Erdogan challenger hopes to steal votes with anti-migrant campaign
THE main challenger to Recep Tayyip Erdogan is campaigning for presidency on a pledge to expel refugees ahead of tightly contested elections in which he is now the frontrunner.
Kemal Kilicdaroglu, the 74-year-old leader of the centre-left Republican People’s Party (CHP), visited the Syrian border in the earthquake-struck province in Hatay this week vowing that, if elected, he would send refugees home within two years.
“My presidency has two important goals: the first is to send the Syrians back to their homeland. The second is to send those who came illegally via Iran back to Iran,” he said this week.
“We have to give back our streets and neighbourhoods to their owners. However, we have to do this sensitively, so as not to stigmatise our nation with racism. We are working on it,” he added.
As campaigning heats up ahead of the May 14 election, Mr Kilicdaroglu – known among his supporters as “Kamal Gandhi” – has begun making a play for votes from the nationalist base that has long supported Mr Erdogan and his Justice and Development Party.
Resentment over the issue of migration has been building for years. Opinion
polls regularly identify immigration as the first or second most urgent problem facing the nation. But Mr Erdogan, who has allowed millions of Syrian refugees to come to Turkey, has struggled to quell the anger.
His government has alternated between defending immigrants and passing new regulations to limit their visibility. Last year, he vowed to send a million Syrians home, a policy seen as impractical and illegal. So far, approximately 550,000 refugees have been returned to regions deemed safe, he said in January.
Now, with two months until the presidential showdown, polling shows Mr Kilicdaroglu is leading Mr Erdogan by 56 per cent to 44 per cent.
With Turkey facing a mounting economic crisis of runaway inflation, rising debt and a collapsing currency – all now exacerbated by a multi-billion-dollar reconstruction bill following last month’s earthquake – the president faces a tough battle to remain in charge of the country he has led for 20 years.
But with a fractured opposition, independent media quashed and the organs of state tightly under Mr Erdogan’s control, the election’s outcome is far from determined.
Mr Kilicdaroglu is an economist and former bureaucrat who crusaded against corruption, cultivating a persona of calmness and reliability. He is an Alevi, a religious minority that has faced systematic discrimination.

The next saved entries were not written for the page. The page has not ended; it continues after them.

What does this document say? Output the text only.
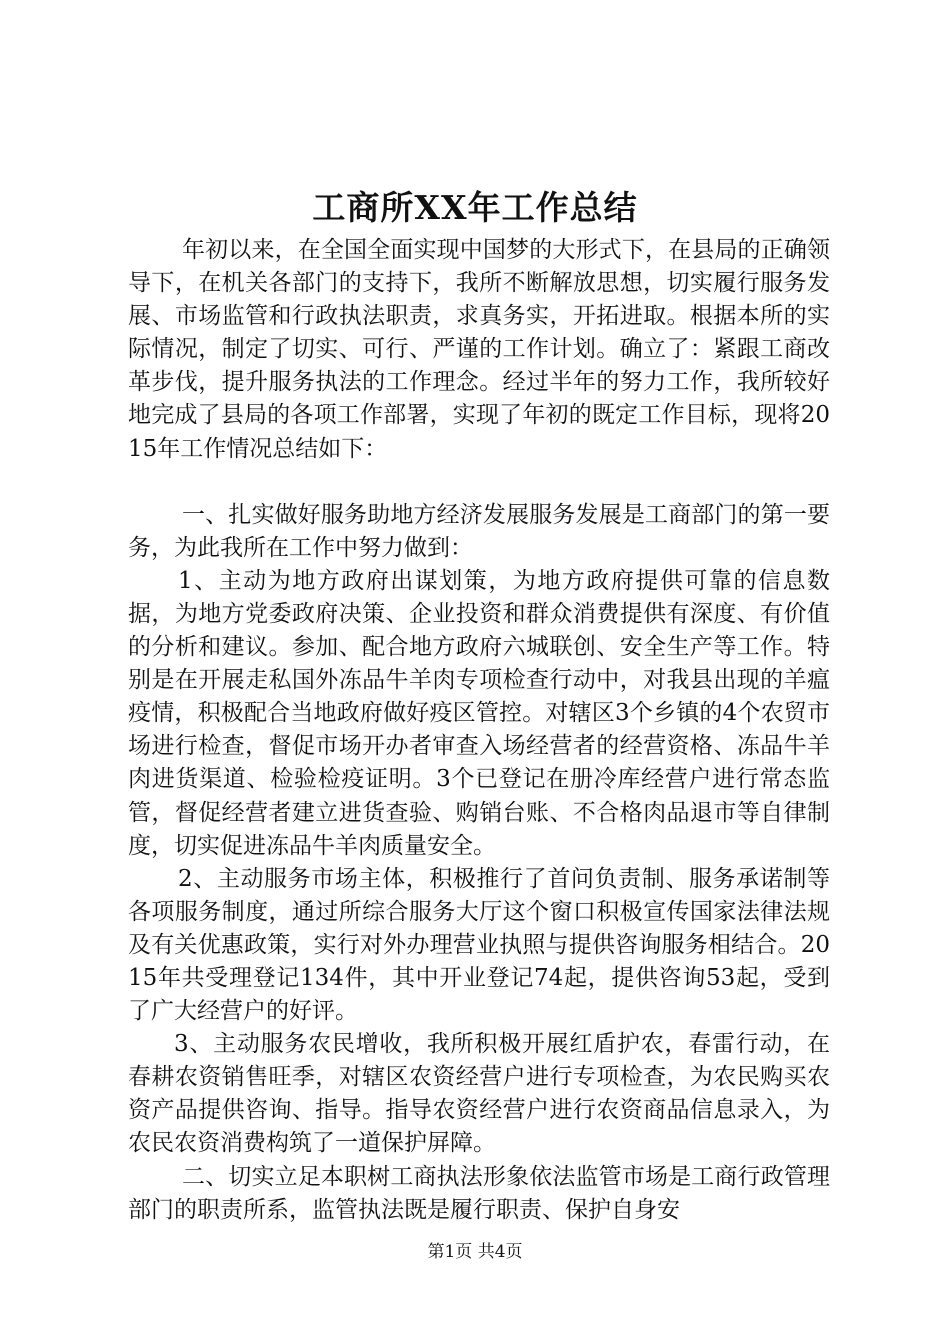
工商所XX年工作总结

年初以来，在全国全面实现中国梦的大形式下，在县局的正确领导下，在机关各部门的支持下，我所不断解放思想，切实履行服务发展、市场监管和行政执法职责，求真务实，开拓进取。根据本所的实际情况，制定了切实、可行、严谨的工作计划。确立了：紧跟工商改革步伐，提升服务执法的工作理念。经过半年的努力工作，我所较好地完成了县局的各项工作部署，实现了年初的既定工作目标，现将2015年工作情况总结如下：

一、扎实做好服务助地方经济发展服务发展是工商部门的第一要务，为此我所在工作中努力做到：

1、主动为地方政府出谋划策，为地方政府提供可靠的信息数据，为地方党委政府决策、企业投资和群众消费提供有深度、有价值的分析和建议。参加、配合地方政府六城联创、安全生产等工作。特别是在开展走私国外冻品牛羊肉专项检查行动中，对我县出现的羊瘟疫情，积极配合当地政府做好疫区管控。对辖区3个乡镇的4个农贸市场进行检查，督促市场开办者审查入场经营者的经营资格、冻品牛羊肉进货渠道、检验检疫证明。3个已登记在册冷库经营户进行常态监管，督促经营者建立进货查验、购销台账、不合格肉品退市等自律制度，切实促进冻品牛羊肉质量安全。

2、主动服务市场主体，积极推行了首问负责制、服务承诺制等各项服务制度，通过所综合服务大厅这个窗口积极宣传国家法律法规及有关优惠政策，实行对外办理营业执照与提供咨询服务相结合。2015年共受理登记134件，其中开业登记74起，提供咨询53起，受到了广大经营户的好评。

3、主动服务农民增收，我所积极开展红盾护农，春雷行动，在春耕农资销售旺季，对辖区农资经营户进行专项检查，为农民购买农资产品提供咨询、指导。指导农资经营户进行农资商品信息录入，为农民农资消费构筑了一道保护屏障。

二、切实立足本职树工商执法形象依法监管市场是工商行政管理部门的职责所系，监管执法既是履行职责、保护自身安

第1页 共4页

But some have questioned whether he has the charisma to take on Mr Erdogan, who at 69 has dominated Turkish politics for decades. Accordingly, Mr Kilicdaroglu is targeting every possible segment of voter and campaigning against the centralisation of power by calling to strengthen democracy, human rights and the rule of law.
And with so many of Turkey’s 85million strong population feeling the economic strain, Mr Kilicdaroglu is hoping to gain popularity with his call to send home 3.6 million registered Syrian refugees and 320,000 from other countries.
“For us, the issue is very simple: border security is national security. Border security is the most fundamental and necessary responsibility of a sovereign nation,” Mr Kilicdaroglu said.